In December 2005, Ritchey flew to Rwanda to see for himself. It was a delicate period in his life; his marriage had recently fallen apart. "I didn't know how to deal with my 17-year-old daughter or my 17-year-old company," he says. "I went out on a metaphorical gangplank and decided it was time to jump."

So he got on his bike and cranked out hundreds of Rwandan miles, visiting tiny villages and the bustling capital. He talked with mechanics crafting homemade bikes and pedaled alongside taxi riders pushing 30-pound tubs of steel. "I had no plan," he recalls. "It was a completely spontaneous, walk-in-through-the-door experience for me."
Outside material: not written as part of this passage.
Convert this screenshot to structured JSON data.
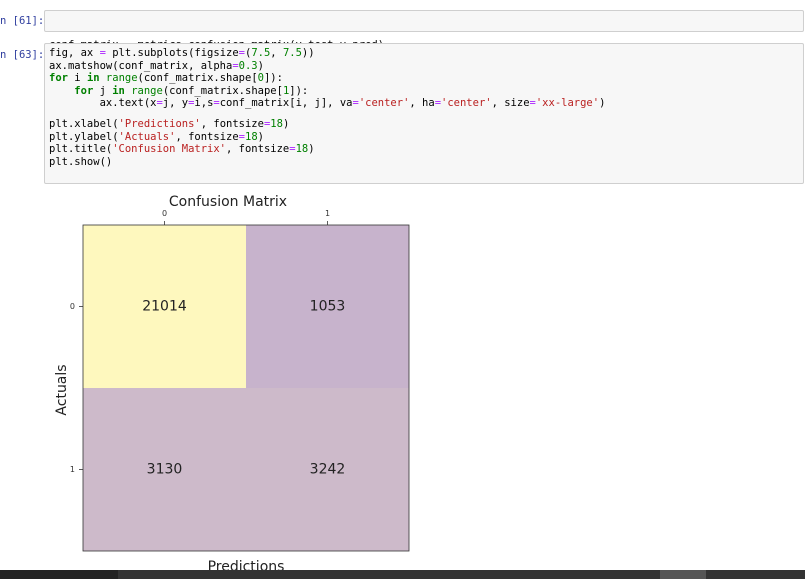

The Westerner Affected by Africa is one of the great travel clichés, but it exists for a reason. Ritchey likes to say that Rwanda is "a place of second chances," and here he was, desperately needing a reboot. Within weeks of returning to the U.S., he'd started a nonprofit called Project Rwanda. He began welding away in his garage on a low-cost, low-maintenance "coffee bike" that could speed up the transportation of freshly picked beans, enabling farmers to sell them to U.S. and European buyers at a premium (see "Mean Bean Machine,"). He concocted the Wooden Bike Classic, envisioning it as an annual tourist draw—a sub-Saharan running of the bulls. And he turned to his old friend Jock Boyer—the first American to complete the Tour de France, in 1981—to develop a Rwandan national cycling team that could spread the feel-good word about the country's recovery. Boyer would come to Rwanda searching for his own kind of new start. In 2002, after pleading guilty to a felony charge of molesting an 11-year-old girl—a crime that stunned the cycling world—he'd served nine months in prison. Ritchey's decision to offer him a job was inspired, in part, by a Christian belief in the power of forgiveness.

"I hired Jock because he was a faithful, reliable, and uniquely gifted friend," says Ritchey. "And after the troubles he'd been through, and my experience with Rwanda healing itself, it seemed to make sense and fit together."

A longtime supporter of Christian charities, Ritchey says he was inspired by Rwanda's ability to forge on as a country. "I realized I was in the center of a place that was almost a vortex of reconciliation and renewal," he says. "It's the most obvious observation, but when you see the scars on a person over 13 years old, what must have happened to their parents..." His voice breaks. "They're just getting on with life."